What is Procurement Analytics?
Procurement analytics is the process of gathering and analyzing data from various sources, classifying this data, and generating insights that might aid in the optimization of an organization's sourcing and purchasing processes.
Statistics indicate that procurement analytics hold the key to long-term, sustainable success. Using the right metrics, firms could turn procurement from a standard cost-cutting function to a source of competitive advantage. According to Deloitte's 2021 survey of CPOs, analytics is the technological activity having the most significant influence on a company.
Procurement analytics is a broad concept with far-reaching ramifications. This glossary will deconstruct the various procurement metrics that procurement teams can utilize to optimize spending and the solutions that provide sophisticated procurement analytics.
Understanding Procurement Analytics
Advanced procurement analytics can assist firms in gaining data to better vendor segmentation, minimize tail expenditure, save money, and maximize annual purchasing strategy.
Procurement analytics can leverage historical data to negotiate better rates with suppliers.
Data visualization is only one aspect of spending and procurement analytics. One way to think about procurement analytics is to compare it to oil refining. It is concerned with gathering, purifying, and enriching vast amounts of data from different systems to provide economic value.
Procurement analytics adds value by providing more accurate, rapid, and actionable business insights and the ability to measure procurement's impact on the bottom line.
Procurement organizations can use analytics to explain, forecast, or enhance company performance. Also, it helps in efficient and data-driven decision-making. Automating routine procurement procedures frees time and attention for relationship management and strategic decision-making.
4 Categories of Procurement Analytics
- Descriptive analytics: Data is analyzed to describe what happened over a specific historical period
- Diagnostic analytics: Data is analyzed to describe why something happened over a specific historical period
- Predictive analytics: Data is analyzed to anticipate future procurement performance
- Prescriptive analytics: Predictive models are further analyzed to aid in strategic decision making
Procurement teams have historically employed descriptive and diagnostic analytics to answer queries like, "How can we save money on procurement this year vs. last year?" However, today's e-procurement platforms enable procurement teams to address issues such as tail spend regularly.
Data determine the success of advanced procurement analytics: is there enough of it, and is it of high quality? Procurement analytics makes use of data from both internal and external sources.
Examples of internal sources are data from enterprise resource planning (ERP) systems, accounting data, supplier data, and historical financial records. External data sources include commodities prices, third-party proprietary sources, supplier industry codes, credit ratings, and more.

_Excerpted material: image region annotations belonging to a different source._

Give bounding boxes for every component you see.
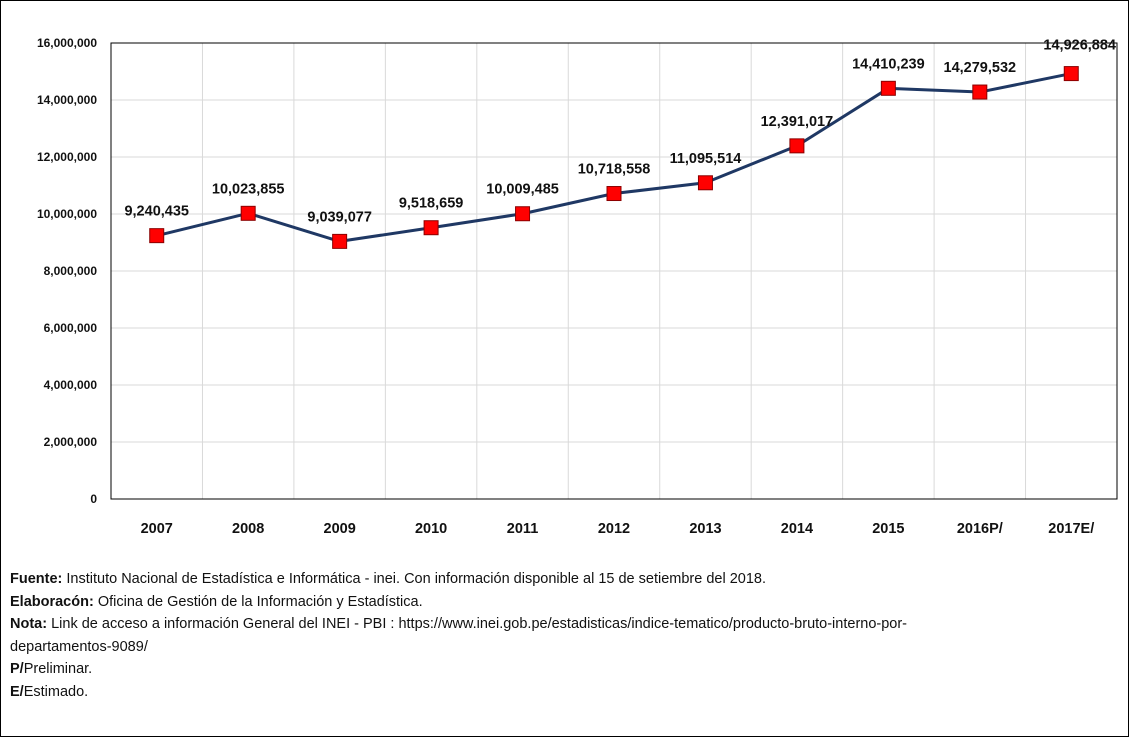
y-tick-label: 14,000,000 bbox=[37, 93, 97, 107]
link-note-label: Nota: bbox=[10, 616, 48, 632]
data-label: 9,518,659 bbox=[399, 196, 464, 212]
data-point bbox=[880, 80, 896, 96]
elaboration-label: Elaboracón: bbox=[10, 593, 94, 610]
data-label: 9,039,077 bbox=[307, 209, 372, 225]
data-point bbox=[149, 228, 165, 244]
data-point bbox=[240, 205, 256, 221]
data-point bbox=[1063, 66, 1079, 82]
x-tick-label: 2008 bbox=[232, 521, 264, 537]
y-tick-label: 6,000,000 bbox=[44, 321, 98, 335]
x-tick-label: 2014 bbox=[781, 521, 813, 537]
plot-area bbox=[110, 42, 1118, 500]
y-tick-label: 8,000,000 bbox=[44, 264, 98, 278]
x-tick-label: 2013 bbox=[689, 521, 721, 537]
line-chart: 0 2,000,000 4,000,000 6,000,000 8,000,000 10,… bbox=[37, 36, 1118, 537]
elaboration-note: Elaboracón: Oficina de Gestión de la Inf… bbox=[10, 591, 1120, 614]
y-tick-label: 16,000,000 bbox=[37, 36, 97, 50]
data-point bbox=[606, 186, 622, 202]
x-tick-label: 2011 bbox=[507, 521, 538, 537]
data-point bbox=[423, 220, 439, 236]
data-label: 11,095,514 bbox=[670, 151, 742, 167]
chart-notes: Fuente: Instituto Nacional de Estadístic… bbox=[10, 568, 1120, 703]
y-tick-label: 10,000,000 bbox=[37, 207, 97, 221]
data-point bbox=[332, 233, 348, 249]
data-label: 14,279,532 bbox=[944, 60, 1017, 76]
x-tick-label: 2017E/ bbox=[1048, 521, 1094, 537]
x-tick-label: 2015 bbox=[872, 521, 904, 537]
link-note: Nota: Link de acceso a información Gener… bbox=[10, 613, 1120, 636]
data-label: 9,240,435 bbox=[124, 204, 189, 220]
source-note: Fuente: Instituto Nacional de Estadístic… bbox=[10, 568, 1120, 591]
data-label: 12,391,017 bbox=[761, 114, 834, 130]
data-point bbox=[789, 138, 805, 154]
y-tick-label: 4,000,000 bbox=[44, 378, 98, 392]
data-label: 10,009,485 bbox=[486, 182, 559, 198]
x-tick-label: 2016P/ bbox=[957, 521, 1003, 537]
link-note-text: Link de acceso a información General del… bbox=[47, 616, 908, 632]
x-tick-label: 2012 bbox=[598, 521, 630, 537]
source-label: Fuente: bbox=[10, 571, 63, 587]
link-note-continued: departamentos-9089/ bbox=[10, 638, 148, 655]
x-tick-label: 2009 bbox=[324, 521, 356, 537]
source-text: Instituto Nacional de Estadística e Info… bbox=[62, 571, 766, 587]
estimated-text: Estimado. bbox=[23, 683, 89, 700]
x-tick-label: 2007 bbox=[141, 521, 173, 537]
data-label: 10,718,558 bbox=[578, 162, 651, 178]
estimated-note: E/Estimado. bbox=[10, 681, 1120, 704]
preliminary-text: Preliminar. bbox=[23, 661, 93, 677]
estimated-label: E/ bbox=[10, 683, 24, 700]
y-tick-label: 2,000,000 bbox=[44, 435, 98, 449]
data-point bbox=[972, 84, 988, 100]
data-label: 14,410,239 bbox=[852, 56, 925, 72]
y-tick-label: 12,000,000 bbox=[37, 150, 97, 164]
x-tick-label: 2010 bbox=[415, 521, 447, 537]
y-tick-label: 0 bbox=[90, 492, 97, 506]
data-point bbox=[697, 175, 713, 191]
data-point bbox=[515, 206, 531, 222]
data-label: 14,926,884 bbox=[1043, 38, 1116, 54]
elaboration-text: Oficina de Gestión de la Información y E… bbox=[93, 593, 423, 610]
preliminary-note: P/Preliminar. bbox=[10, 658, 1120, 681]
preliminary-label: P/ bbox=[10, 661, 24, 677]
data-label: 10,023,855 bbox=[212, 181, 285, 197]
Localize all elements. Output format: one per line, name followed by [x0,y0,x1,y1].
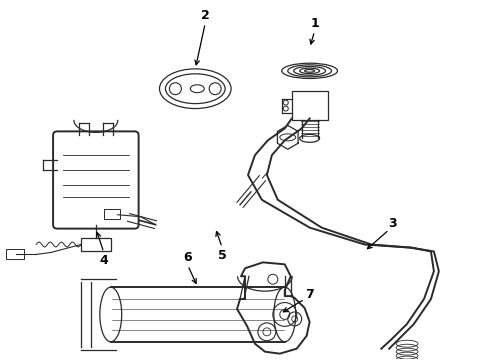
Text: 5: 5 [217,249,226,262]
Bar [6,249,24,260]
Text: 3: 3 [387,217,396,230]
Text: 2: 2 [201,9,209,22]
Text: 7: 7 [305,288,313,301]
Text: 4: 4 [99,254,108,267]
Text: 6: 6 [183,251,192,264]
Bar [291,91,327,121]
Bar [103,209,120,219]
Text: 1: 1 [309,17,318,30]
Bar [81,238,111,251]
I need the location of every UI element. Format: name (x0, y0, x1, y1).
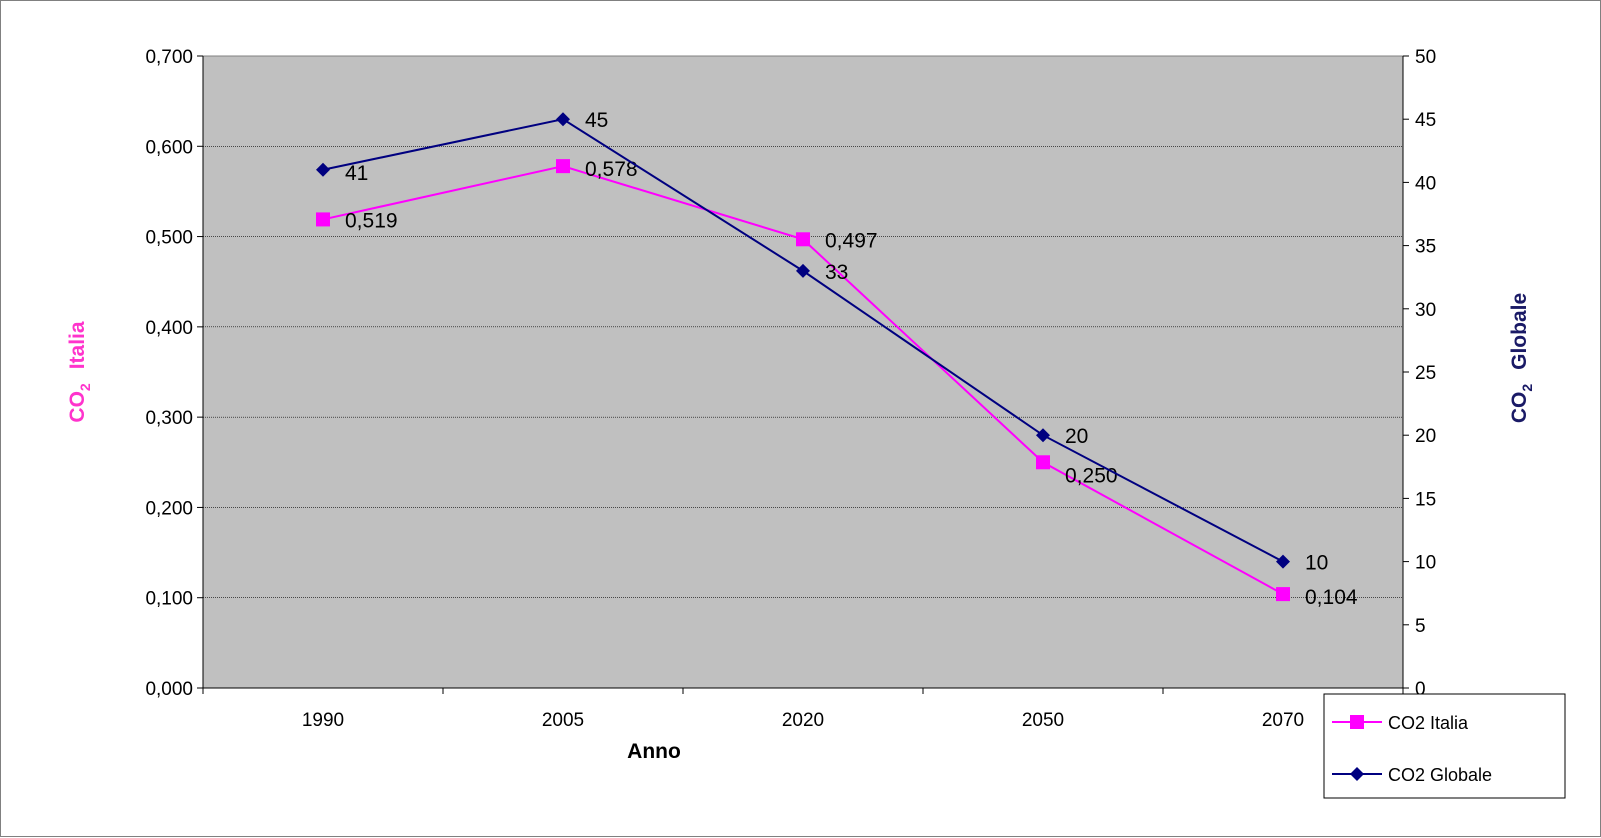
left-y-axis-title-subscript: 2 (77, 383, 93, 391)
right-y-axis-title: CO2 Globale (1508, 293, 1535, 423)
legend: CO2 Italia CO2 Globale (1323, 693, 1566, 799)
data-point-marker (316, 162, 330, 177)
left-y-tick-label: 0,200 (145, 498, 193, 519)
right-y-axis-title-subscript: 2 (1519, 384, 1535, 392)
left-y-tick-label: 0,100 (145, 589, 193, 610)
right-y-axis-title-rest: Globale (1508, 293, 1531, 370)
x-tick-label: 2050 (1022, 710, 1064, 731)
series-co2-italia: 0,519 0,578 0,497 0,250 0,104 (316, 158, 1358, 609)
legend-items: CO2 Italia CO2 Globale (1332, 713, 1492, 785)
right-y-tick-label: 5 (1415, 616, 1426, 637)
right-y-tick-label: 40 (1415, 173, 1436, 194)
series-co2-globale: 41 45 33 20 10 (316, 109, 1328, 575)
plot-area (202, 55, 1404, 689)
data-point-marker (556, 112, 570, 127)
data-label: 20 (1065, 425, 1088, 448)
data-point-marker (1276, 554, 1290, 569)
right-y-tick-label: 35 (1415, 237, 1436, 258)
x-axis: 1990 2005 2020 2050 2070 (202, 687, 1404, 731)
data-point-marker (1276, 587, 1290, 602)
right-y-tick-label: 45 (1415, 110, 1436, 131)
right-y-axis: 0 5 10 15 20 25 30 35 40 45 50 (1402, 47, 1436, 700)
data-point-marker (796, 232, 810, 247)
left-y-tick-label: 0,600 (145, 137, 193, 158)
right-y-axis-title-main: CO (1508, 392, 1531, 424)
data-label: 10 (1305, 552, 1328, 575)
right-y-tick-label: 20 (1415, 426, 1436, 447)
data-point-marker (556, 159, 570, 174)
data-label: 41 (345, 162, 368, 185)
left-y-tick-label: 0,700 (145, 47, 193, 68)
legend-label: CO2 Italia (1388, 713, 1469, 733)
x-tick-label: 1990 (302, 710, 344, 731)
legend-label: CO2 Globale (1388, 765, 1492, 785)
data-point-marker (1036, 455, 1050, 470)
data-label: 0,578 (585, 158, 638, 181)
data-label: 0,519 (345, 209, 398, 232)
legend-box (1323, 693, 1566, 799)
right-y-tick-label: 25 (1415, 363, 1436, 384)
right-y-tick-label: 10 (1415, 553, 1436, 574)
left-y-tick-label: 0,400 (145, 318, 193, 339)
x-tick-label: 2005 (542, 710, 584, 731)
data-label: 0,250 (1065, 464, 1118, 487)
legend-marker (1350, 767, 1364, 781)
right-y-tick-label: 0 (1415, 679, 1426, 700)
legend-marker (1350, 715, 1364, 729)
left-y-axis-title-rest: Italia (66, 321, 89, 369)
data-label: 0,497 (825, 229, 878, 252)
data-label: 45 (585, 109, 608, 132)
left-y-tick-label: 0,500 (145, 228, 193, 249)
data-point-marker (1036, 428, 1050, 443)
data-label: 33 (825, 261, 848, 284)
left-y-axis: 0,000 0,100 0,200 0,300 0,400 0,500 0,600 0,700 (145, 47, 204, 700)
data-label: 0,104 (1305, 586, 1358, 609)
x-tick-label: 2020 (782, 710, 824, 731)
right-y-tick-label: 30 (1415, 300, 1436, 321)
series-layer: 0,519 0,578 0,497 0,250 0,104 41 45 33 20 10 (316, 109, 1358, 609)
left-y-tick-label: 0,300 (145, 408, 193, 429)
x-axis-title: Anno (627, 740, 681, 763)
right-y-tick-label: 50 (1415, 47, 1436, 68)
left-y-axis-title-main: CO (66, 391, 89, 423)
data-point-marker (316, 212, 330, 227)
right-y-tick-label: 15 (1415, 489, 1436, 510)
x-tick-label: 2070 (1262, 710, 1304, 731)
data-point-marker (796, 263, 810, 278)
left-y-axis-title: CO2 Italia (66, 321, 93, 422)
left-y-tick-label: 0,000 (145, 679, 193, 700)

This data has become invaluable – for teams that understand how to use it. The focus of most procurement experts is the ability to simulate multiple business scenarios and create procurement strategies based on the most likely results.
Why is Procurement Analytics Important?
It's a prevalent misperception that spend analysis is the only application of analytics in procurement. Analytics affects every activity, from category management to procure-to-pay procedures. Here are a few main arguments favoring analytics in various procurement functions.
Analytics in category management
Analytics can give category managers superpowers when appropriately applied. Category managers can identify cost-saving opportunities with the help of procurement analytics. They can also segment and rank suppliers, find potential sources of supply, address supply-chain risks, monitor sustainable performance, build relationships with suppliers, and promote innovation.
Analytics in strategic sourcing
Data is used to advise the most effective business tactics. For example, analytics in strategic sourcing aids in determining when and where to hold sourcing events and requests for proposals. It can decide which suppliers should be included in sourcing projects and offer detailed data on suppliers' quality and risk profiles.
Analytics in contract management
Analytics add value throughout the contract lifecycle management process. It can notify you when contracts need to be renegotiated or provide information for supplier negotiations. Furthermore, analytics can discover maverick spending to aid compliance and increase contract coverage.
Analytics in the source-to-pay (S2P) process
Analytics can also be quite beneficial on the transactional side of procurement. For example, you can use analytics to track purchase order cycles and enhance payment conditions. You may assess payment accuracy, identify rebate opportunities, identify incorrect payments, and reduce fraud.
Final Thoughts
Many businesses rely on advanced analytics to help them cut tail spending. Companies that use the correct data might save up to 12% on their tail budget. Most importantly, today's procurement analytics tools handle the heavy lifting.
The sheer volume of data makes employing predictive analytics essentially impossible without e-procurement technologies. Machine learning is at the forefront of technological improvements in many industries, particularly procurement, allowing teams to manage more spending with the same bandwidth.